Electrochemical Stability Window of Polymeric Electrolytes
LH Chen and S Venkatram and C Kim and R Batra and A Chandrasekaran and R Ramprasad, CHEMISTRY OF MATERIALS, 31, 4598-4604 (2019).
The electrochemical stability window (ESW) is a fundamental consideration for choosing polymers as solid electrolytes in lithium-ion batteries. Morphological and chemical aspects of the polymer matrix and its complex interactions with lithium salts make it difficult to estimate the ESW of the polymer electrolyte, either computationally or experimentally. In this work, we propose a practical computational procedure to estimate the ESW due to just one dominant factor, i.e., the polymer matrix, using first-principles density functional theory computations.

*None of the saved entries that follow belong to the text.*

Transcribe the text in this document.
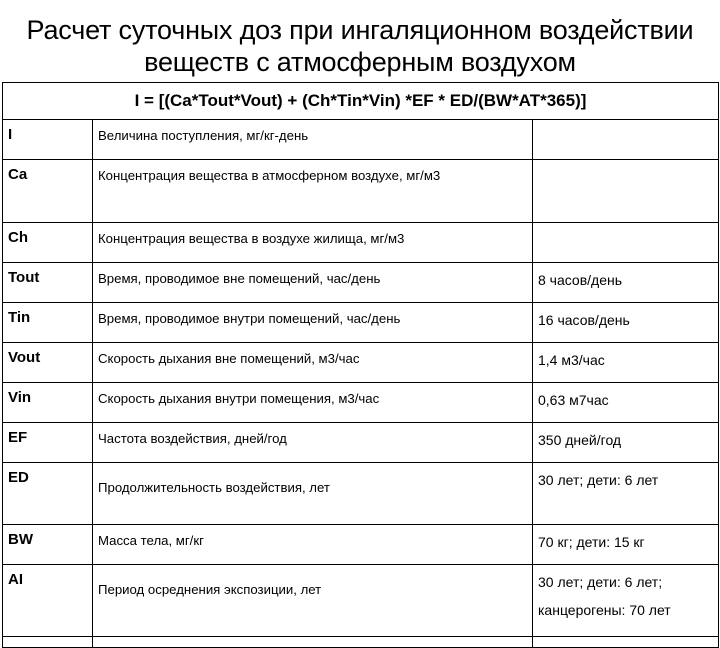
Расчет суточных доз при ингаляционном воздействии
веществ с атмосферным воздухом
I = [(Ca*Tout*Vout) + (Ch*Tin*Vin) *EF * ED/(BW*AT*365)]		
I	Величина поступления, мг/кг-день	
Ca	Концентрация вещества в атмосферном воздухе, мг/м3	
Ch	Концентрация вещества в воздухе жилища, мг/м3	
Tout	Время, проводимое вне помещений, час/день	8 часов/день
Tin	Время, проводимое внутри помещений, час/день	16 часов/день
Vout	Скорость дыхания вне помещений, м3/час	1,4 м3/час
Vin	Скорость дыхания внутри помещения, м3/час	0,63 м7час
EF	Частота воздействия, дней/год	350 дней/год
ED	Продолжительность воздействия, лет	30 лет; дети: 6 лет
BW	Масса тела, мг/кг	70 кг; дети: 15 кг
AI	Период осреднения экспозиции, лет	30 лет; дети: 6 лет;
канцерогены: 70 лет
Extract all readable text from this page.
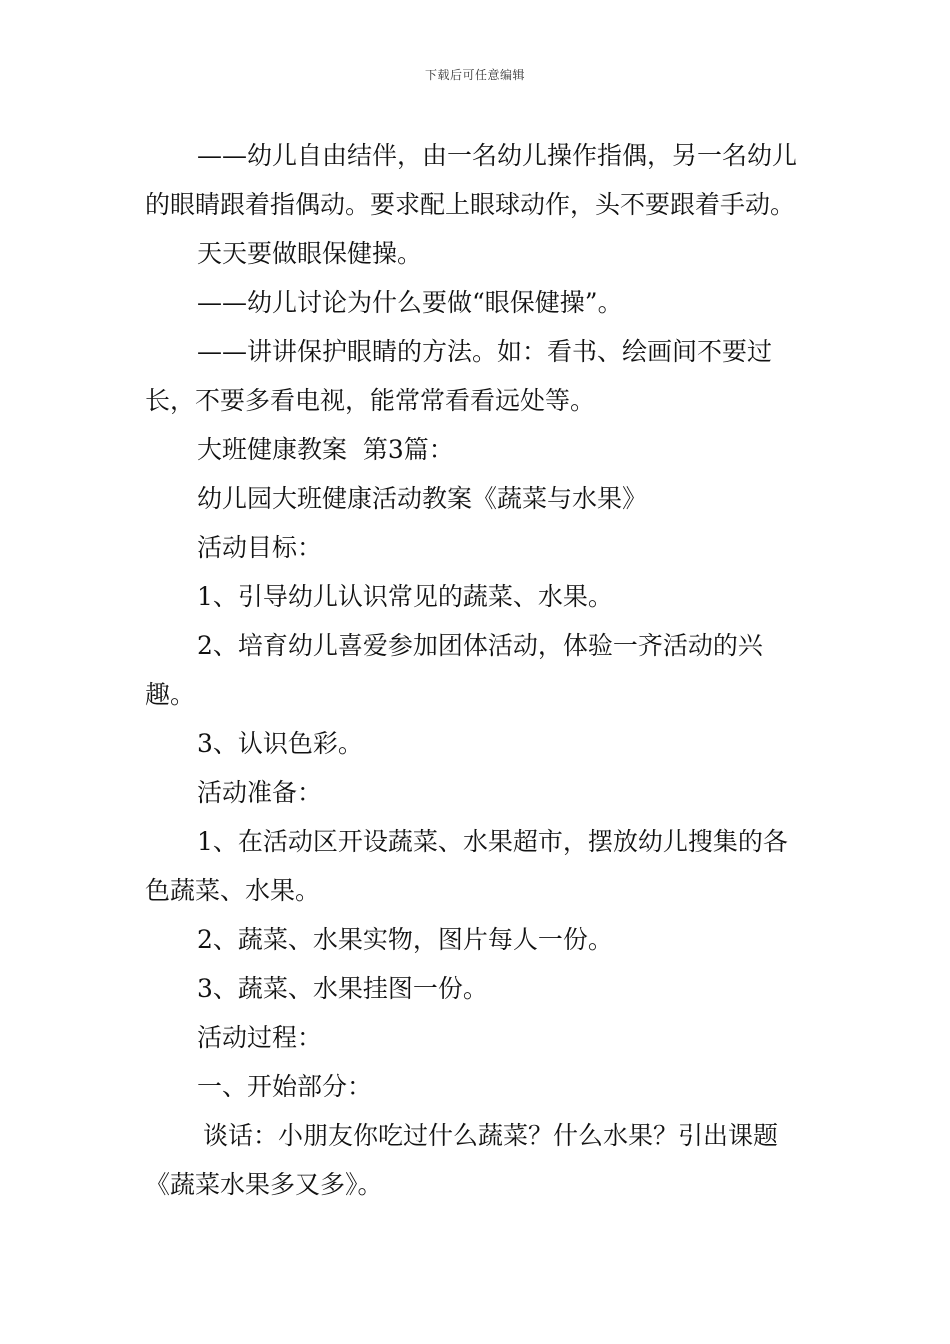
下载后可任意编辑

——幼儿自由结伴，由一名幼儿操作指偶，另一名幼儿的眼睛跟着指偶动。要求配上眼球动作，头不要跟着手动。

天天要做眼保健操。

——幼儿讨论为什么要做“眼保健操”。

——讲讲保护眼睛的方法。如：看书、绘画间不要过长，不要多看电视，能常常看看远处等。

大班健康教案  第3篇：

幼儿园大班健康活动教案《蔬菜与水果》

活动目标：

1、引导幼儿认识常见的蔬菜、水果。

2、培育幼儿喜爱参加团体活动，体验一齐活动的兴趣。

3、认识色彩。

活动准备：

1、在活动区开设蔬菜、水果超市，摆放幼儿搜集的各色蔬菜、水果。

2、蔬菜、水果实物，图片每人一份。

3、蔬菜、水果挂图一份。

活动过程：

一、开始部分：

谈话：小朋友你吃过什么蔬菜？什么水果？引出课题《蔬菜水果多又多》。
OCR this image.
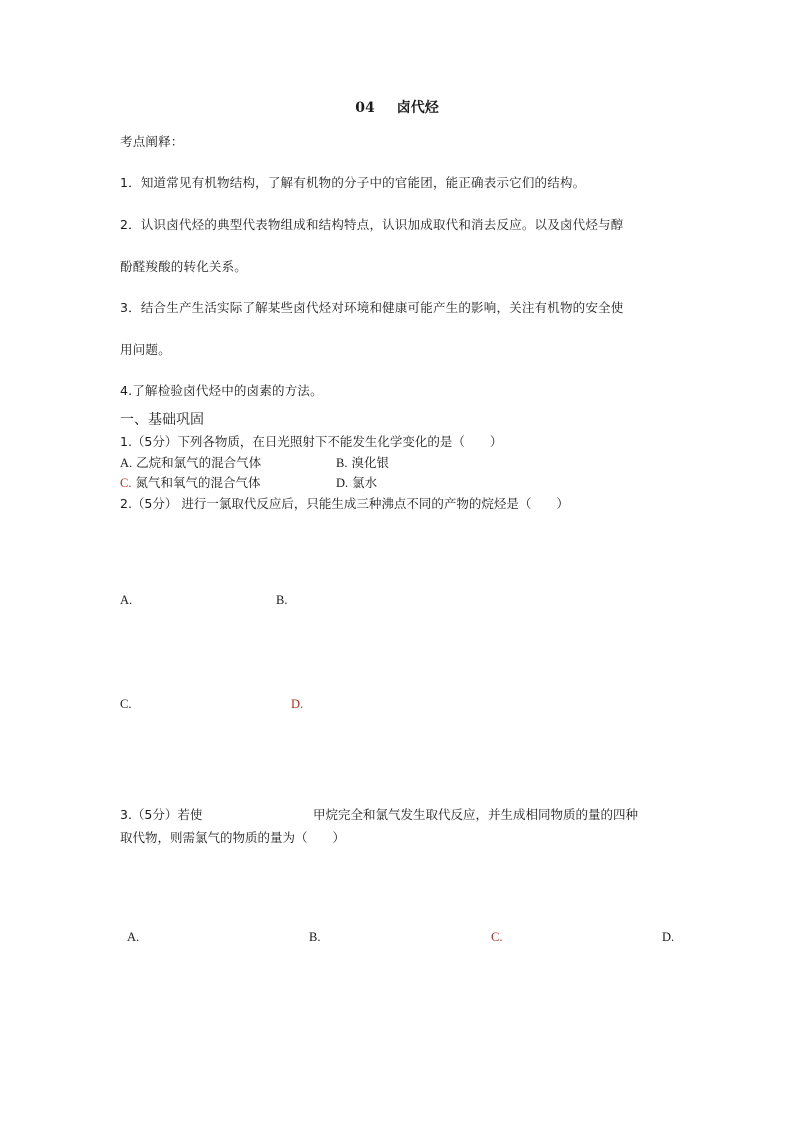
04 卤代烃
考点阐释：
1．知道常见有机物结构，了解有机物的分子中的官能团，能正确表示它们的结构。
2．认识卤代烃的典型代表物组成和结构特点，认识加成取代和消去反应。以及卤代烃与醇
酚醛羧酸的转化关系。
3．结合生产生活实际了解某些卤代烃对环境和健康可能产生的影响，关注有机物的安全使
用问题。
4.了解检验卤代烃中的卤素的方法。
一、基础巩固
1.（5分）下列各物质，在日光照射下不能发生化学变化的是（　　）
A. 乙烷和氯气的混合气体	B. 溴化银
C. 氮气和氧气的混合气体	D. 氯水
2.（5分） 进行一氯取代反应后，只能生成三种沸点不同的产物的烷烃是（　　）
A.	B.
C.	D.
3.（5分）若使	甲烷完全和氯气发生取代反应，并生成相同物质的量的四种
取代物，则需氯气的物质的量为（　　）
A.	B.	C.	D.
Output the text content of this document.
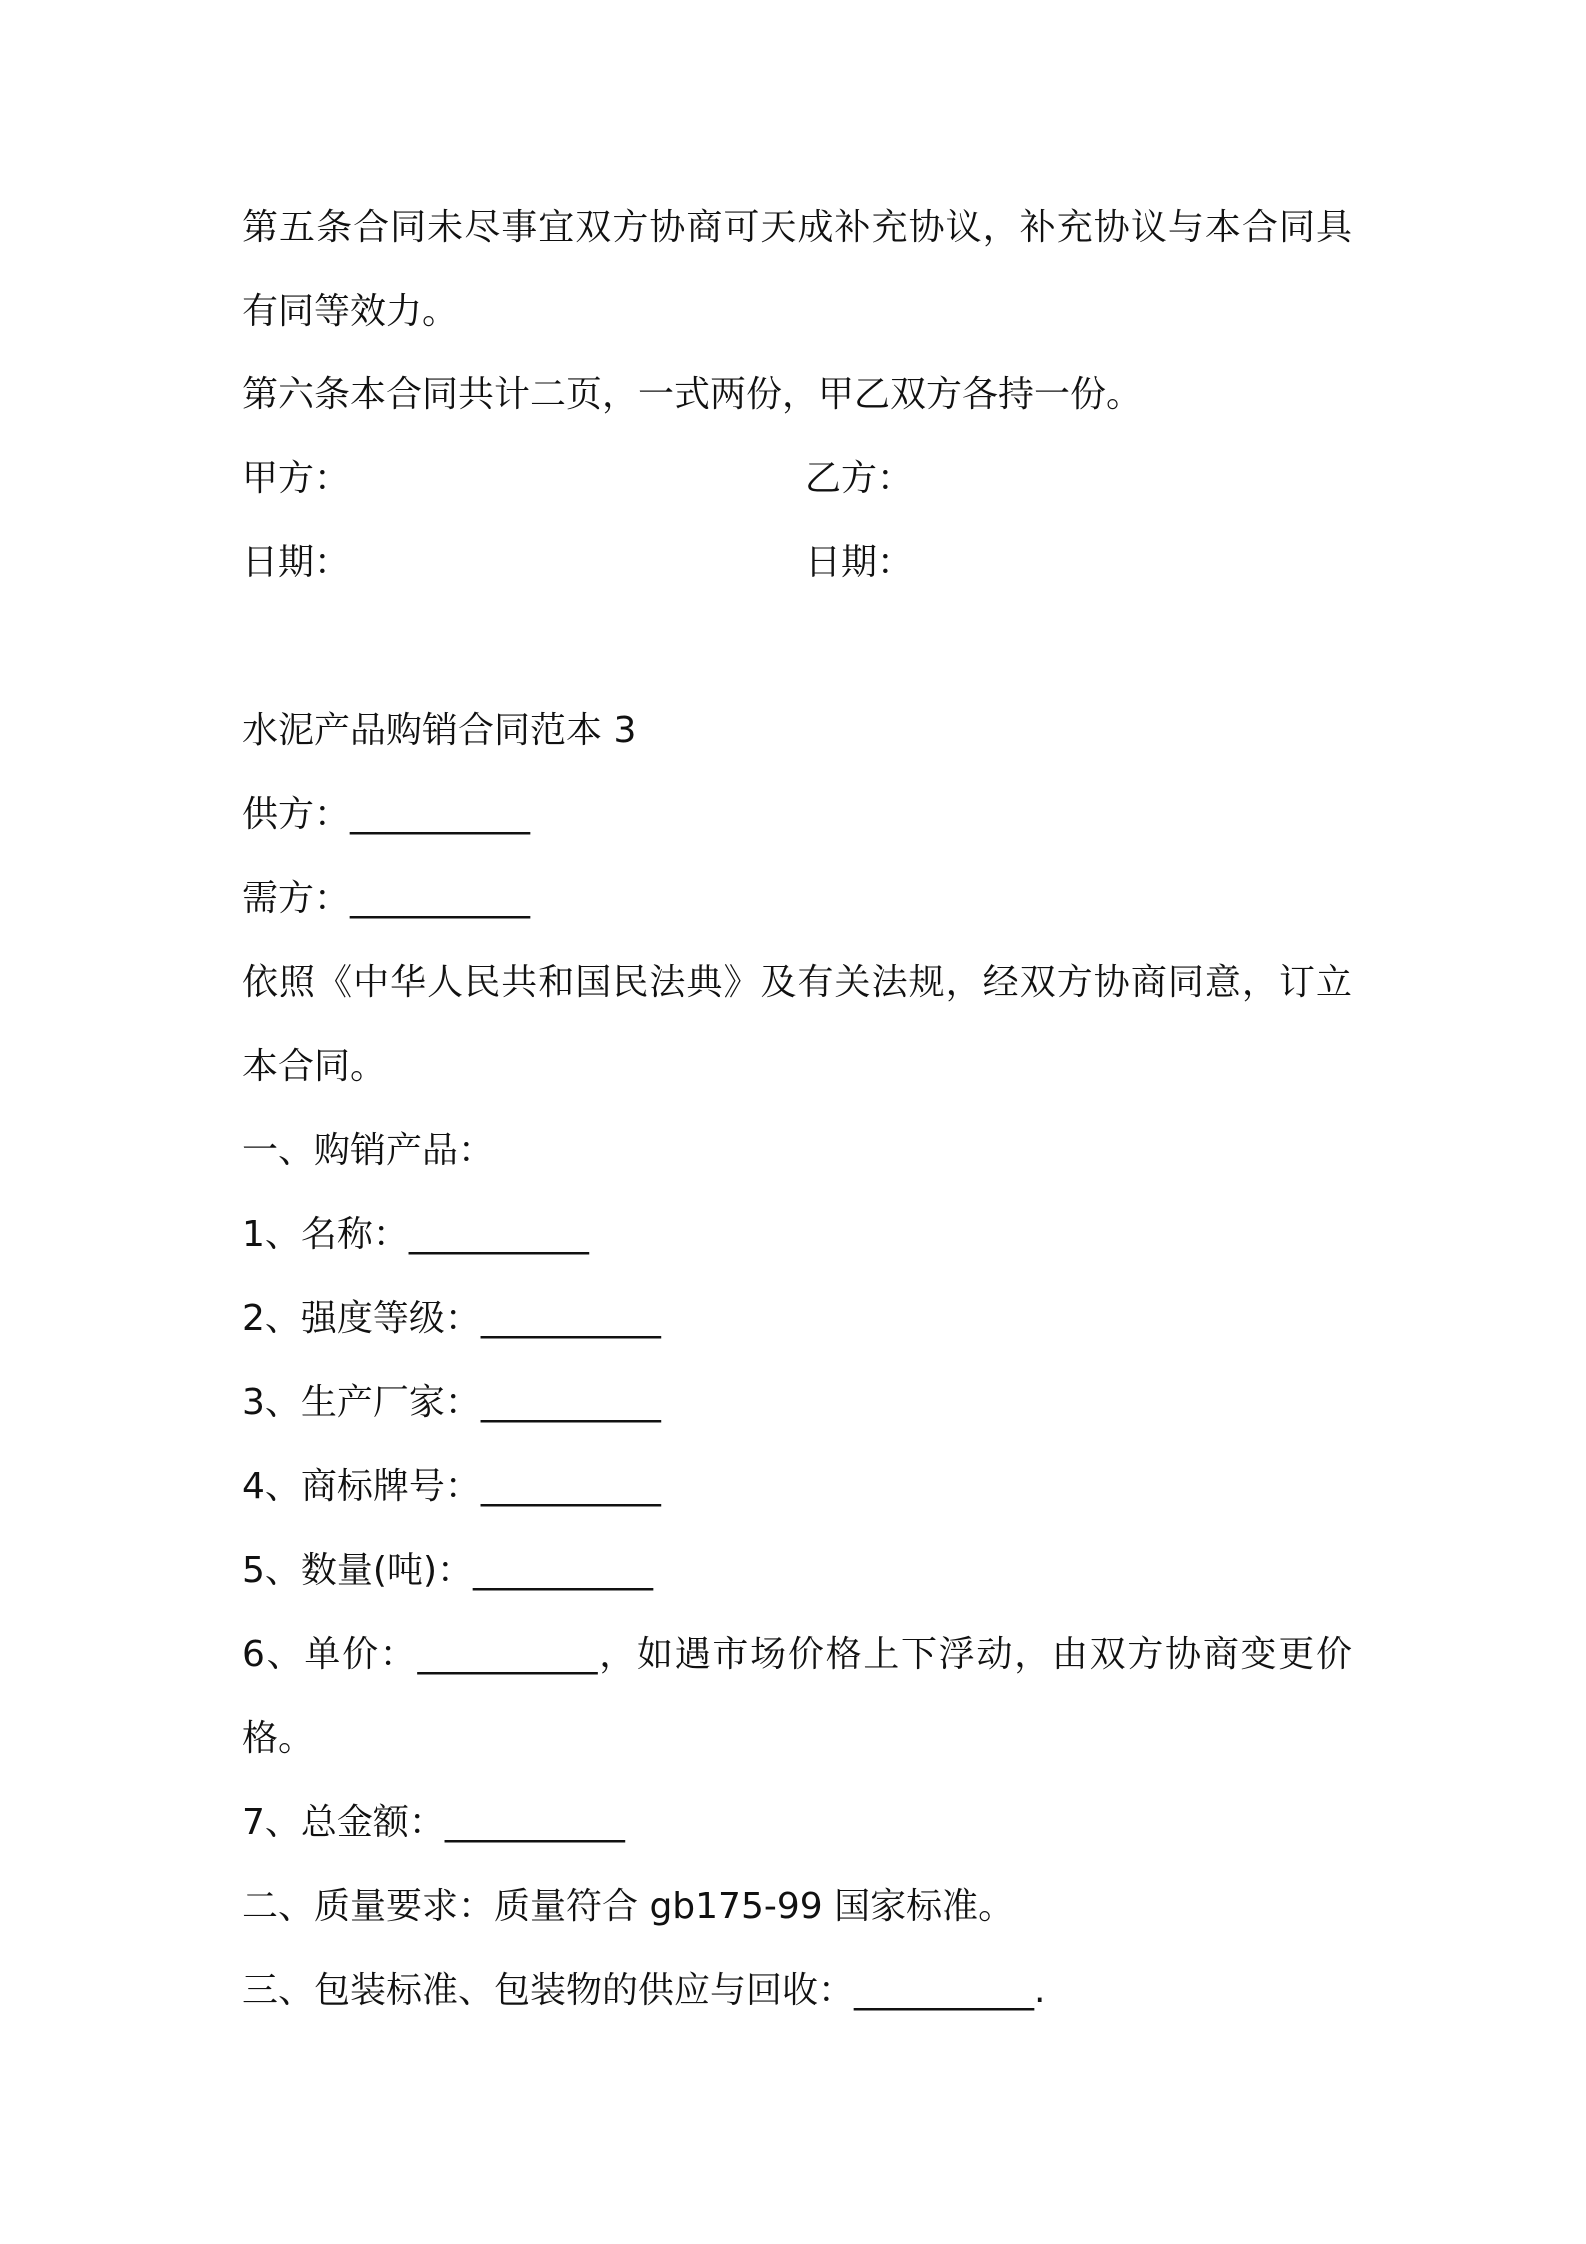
第五条合同未尽事宜双方协商可天成补充协议，补充协议与本合同具
有同等效力。
第六条本合同共计二页，一式两份，甲乙双方各持一份。
甲方：	乙方：
日期：	日期：
水泥产品购销合同范本 3
供方：__________
需方：__________
依照《中华人民共和国民法典》及有关法规，经双方协商同意，订立
本合同。
一、购销产品：
1、名称：__________
2、强度等级：__________
3、生产厂家：__________
4、商标牌号：__________
5、数量(吨)：__________
6、单价：__________，如遇市场价格上下浮动，由双方协商变更价
格。
7、总金额：__________
二、质量要求：质量符合 gb175-99 国家标准。
三、包装标准、包装物的供应与回收：__________.
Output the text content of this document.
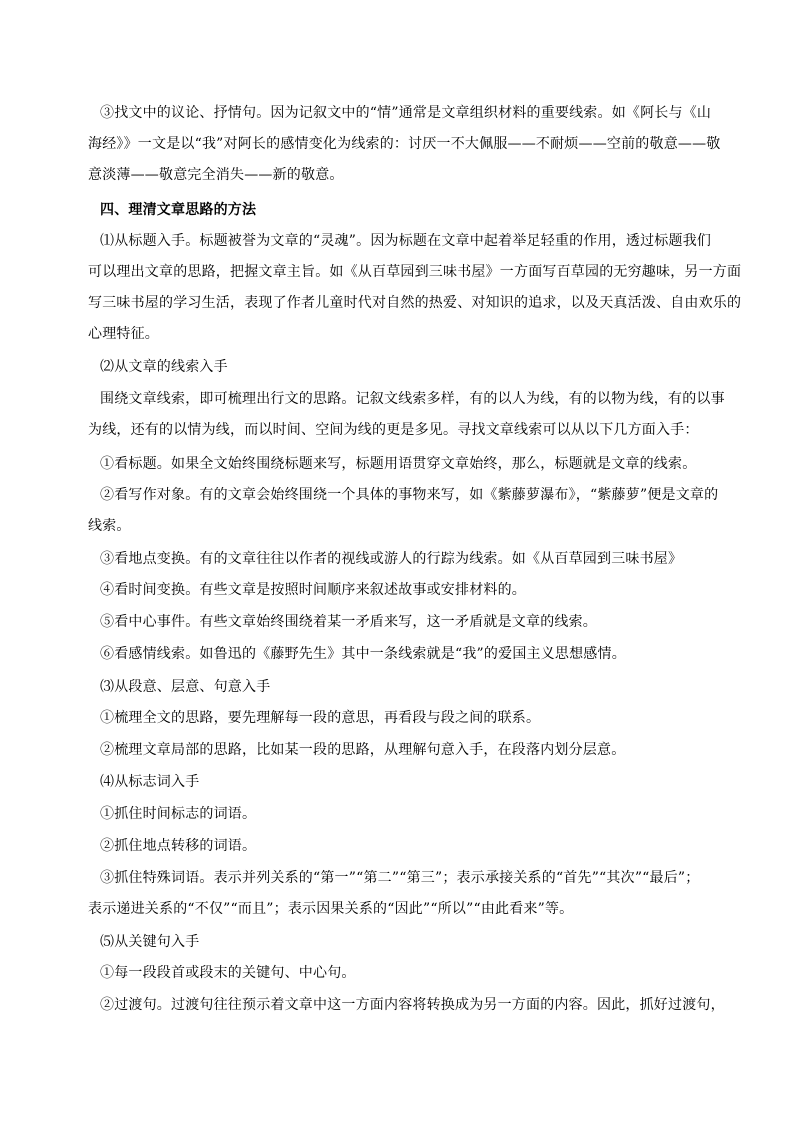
③找文中的议论、抒情句。因为记叙文中的“情”通常是文章组织材料的重要线索。如《阿长与《山
海经》》一文是以“我”对阿长的感情变化为线索的：讨厌一不大佩服——不耐烦——空前的敬意——敬
意淡薄——敬意完全消失——新的敬意。
四、理清文章思路的方法
⑴从标题入手。标题被誉为文章的“灵魂”。因为标题在文章中起着举足轻重的作用，透过标题我们
可以理出文章的思路，把握文章主旨。如《从百草园到三味书屋》一方面写百草园的无穷趣味，另一方面
写三味书屋的学习生活，表现了作者儿童时代对自然的热爱、对知识的追求，以及天真活泼、自由欢乐的
心理特征。
⑵从文章的线索入手
围绕文章线索，即可梳理出行文的思路。记叙文线索多样，有的以人为线，有的以物为线，有的以事
为线，还有的以情为线，而以时间、空间为线的更是多见。寻找文章线索可以从以下几方面入手：
①看标题。如果全文始终围绕标题来写，标题用语贯穿文章始终，那么，标题就是文章的线索。
②看写作对象。有的文章会始终围绕一个具体的事物来写，如《紫藤萝瀑布》，“紫藤萝”便是文章的
线索。
③看地点变换。有的文章往往以作者的视线或游人的行踪为线索。如《从百草园到三味书屋》
④看时间变换。有些文章是按照时间顺序来叙述故事或安排材料的。
⑤看中心事件。有些文章始终围绕着某一矛盾来写，这一矛盾就是文章的线索。
⑥看感情线索。如鲁迅的《藤野先生》其中一条线索就是“我”的爱国主义思想感情。
⑶从段意、层意、句意入手
①梳理全文的思路，要先理解每一段的意思，再看段与段之间的联系。
②梳理文章局部的思路，比如某一段的思路，从理解句意入手，在段落内划分层意。
⑷从标志词入手
①抓住时间标志的词语。
②抓住地点转移的词语。
③抓住特殊词语。表示并列关系的“第一”“第二”“第三”；表示承接关系的“首先”“其次”“最后”；
表示递进关系的“不仅”“而且”；表示因果关系的“因此”“所以”“由此看来”等。
⑸从关键句入手
①每一段段首或段末的关键句、中心句。
②过渡句。过渡句往往预示着文章中这一方面内容将转换成为另一方面的内容。因此，抓好过渡句，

Diverse model polymers (10) were investigated, namely, polyethylene, polyketone, poly(ethylene oxide), poly(propylene oxide), poly(vinyl alcohol), polycaprolactone, poly(methyl methacrylate), poly(ethyl acrylate), poly(vinyl chloride), and poly(vinylidene fluoride). For each case, an increasingly complex hierarchy of structural models was considered to elucidate the impact of polymer chemistry and the morphological complexity on the ESW. Favorable agreement between the computed ESW of disordered slabs and the corresponding experimental values provides confidence in the reliability of the computational procedure proposed in this work. Additionally, this study provides a baseline for subsequent systematic investigations of the impact of additional factors, such as the presence of lithium salts and electrode electrolyte interfaces. The present work, thus, constitutes an important initial step toward the rational design of novel polymer electrolytes with desired ESW values.